Das Gesicht der Spiele von Sydney im Jahr 2000: Cathy Freeman.

(Foto: imago images/AAP)

Vor 20 Jahren gewinnt Cathy Freeman bei Olympia in Sydney Gold über 400 Meter. Nie hat ein Sieg ihrer Heimat Australien mehr bedeutet.

Von Joachim Mölter

Die Frühlingsabende im September des Jahres 2000 waren noch frisch und kühl, zumindest für die Leichtathleten mit ihren empfindlichen Muskeln, die damals gerade auf der Südhalbkugel der Erde unterwegs waren. Nach Einbruch der Dunkelheit fielen die Temperaturen an Australiens Ostküste deutlich unter 20 Grad, auch deshalb war die einheimische Sprinterin Cathy Freeman in einen Ganzkörperanzug geschlüpft, grün-silbrig, mit Kapuze. Nur die Finger schauten heraus, und natürlich das Gesicht. Das Gesicht der Olympischen Spiele von Sydney 2000.
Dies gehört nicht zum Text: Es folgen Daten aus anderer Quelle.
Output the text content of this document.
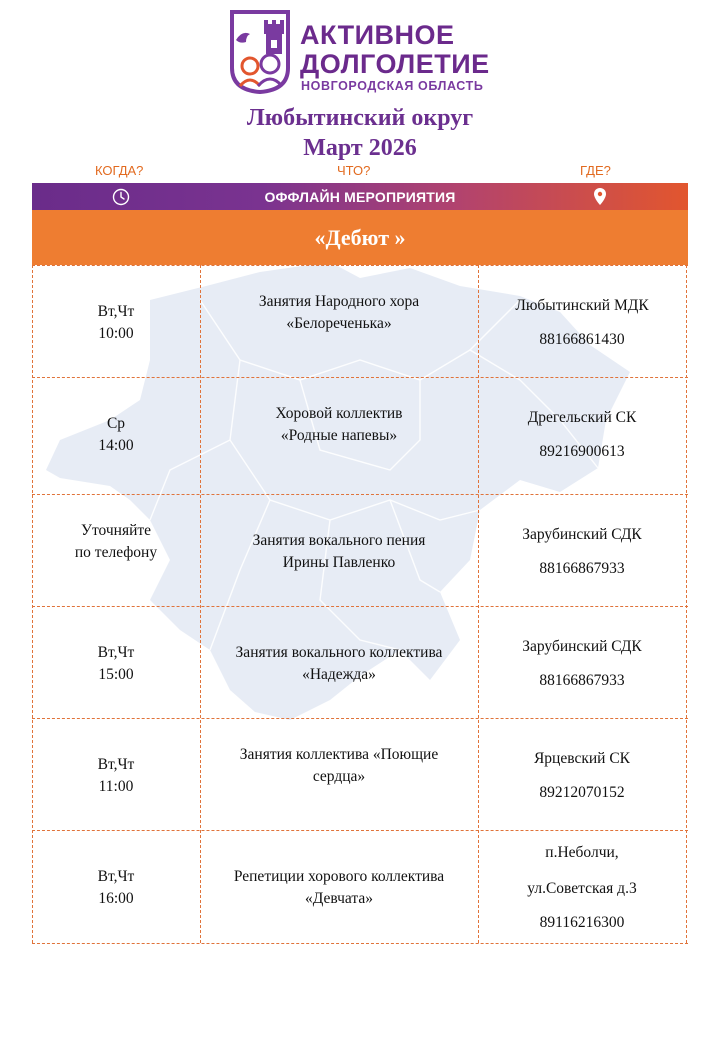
АКТИВНОЕ
ДОЛГОЛЕТИЕ
НОВГОРОДСКАЯ ОБЛАСТЬ
Любытинский округ
Март 2026
КОГДА?	ЧТО?	ГДЕ?
ОФФЛАЙН МЕРОПРИЯТИЯ
«Дебют »
Вт,Чт
10:00
Занятия Народного хора
«Белореченька»
Любытинский МДК
88166861430
Ср
14:00
Хоровой коллектив
«Родные напевы»
Дрегельский СК
89216900613
Уточняйте
по телефону
Занятия вокального пения
Ирины Павленко
Зарубинский СДК
88166867933
Вт,Чт
15:00
Занятия вокального коллектива
«Надежда»
Зарубинский СДК
88166867933
Вт,Чт
11:00
Занятия коллектива «Поющие
сердца»
Ярцевский СК
89212070152
Вт,Чт
16:00
Репетиции хорового коллектива
«Девчата»
п.Неболчи,
ул.Советская д.3
89116216300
An diesem Freitag jährt sich das 400-Meter-Finale der Frauen, zu dem Cathy Freeman antrat, zum 20. Mal. "Wenn sie dieses Rennen gewinnt", hatte ihr ehemaliger Manager und Lebensgefährte Nick Bideau prophezeit, "wird man in Australien noch in zwanzig Jahren davon reden. Vielleicht ewig." Wer im Stadion gewesen ist, als Cathy Freeman dieses Rennen gewann, wird sich jedenfalls bis ans Ende seiner Tage daran erinnern. In weniger als einer Minute entlud sich ein Druck, der sich über Jahre hinweg aufgebaut hatte. Seit Sydney den Zuschlag für die Sommerspiele erhalten hatte, 1993, und seit Cathy Freeman auf der internationalen Bühne aufgetaucht war, ein Jahr später.

Sie hatte auch einen politischen Auftrag

Die Frau aus der Kleinstadt Mackay im Bundesstaat Queensland hatte die Hoffnung ihrer Landsleute stetig geschürt, als Olympiazweite von Atlanta 1996, als Weltmeisterin von Athen 1997 und Sevilla 1999. Das hätte schon gereicht, um als große, wenn nicht größte Goldhoffnung ihres Landes in die Heimspiele von Sydney zu gehen. Aber dann wurden die Erwartungen bei der Eröffnungsfeier noch gesteigert.

Weil das Internationale Olympische Komitee die Sommerspiele 2000 den Frauen gewidmet hatte, die 100 Jahre zuvor erstmals mitmachen durften, hatten die Organisatoren fünf frühere Olympiasiegerinnen Australiens als Fackelträgerinnen auf die letzte Stadionrunde geschickt: die Leichtathletinnen Shirley Strickland, Betty Cuthbert und Debbie Flintoff-King, dazwischen die Schwimmerinnen Dawn Fraser und Shane Gould. Am Ende dieses Staffellaufs tauchte zum Erstaunen aller in der Arena und vor den Bildschirmen dann Cathy Freeman aus dem Dunkel der Nacht auf, um die Flamme in Empfang zu nehmen und das Olympische Feuer zu entzünden. Die Botschaft verstand jeder: Jetzt war sie an der Reihe, den Reigen der Olympiasiege fortzusetzen.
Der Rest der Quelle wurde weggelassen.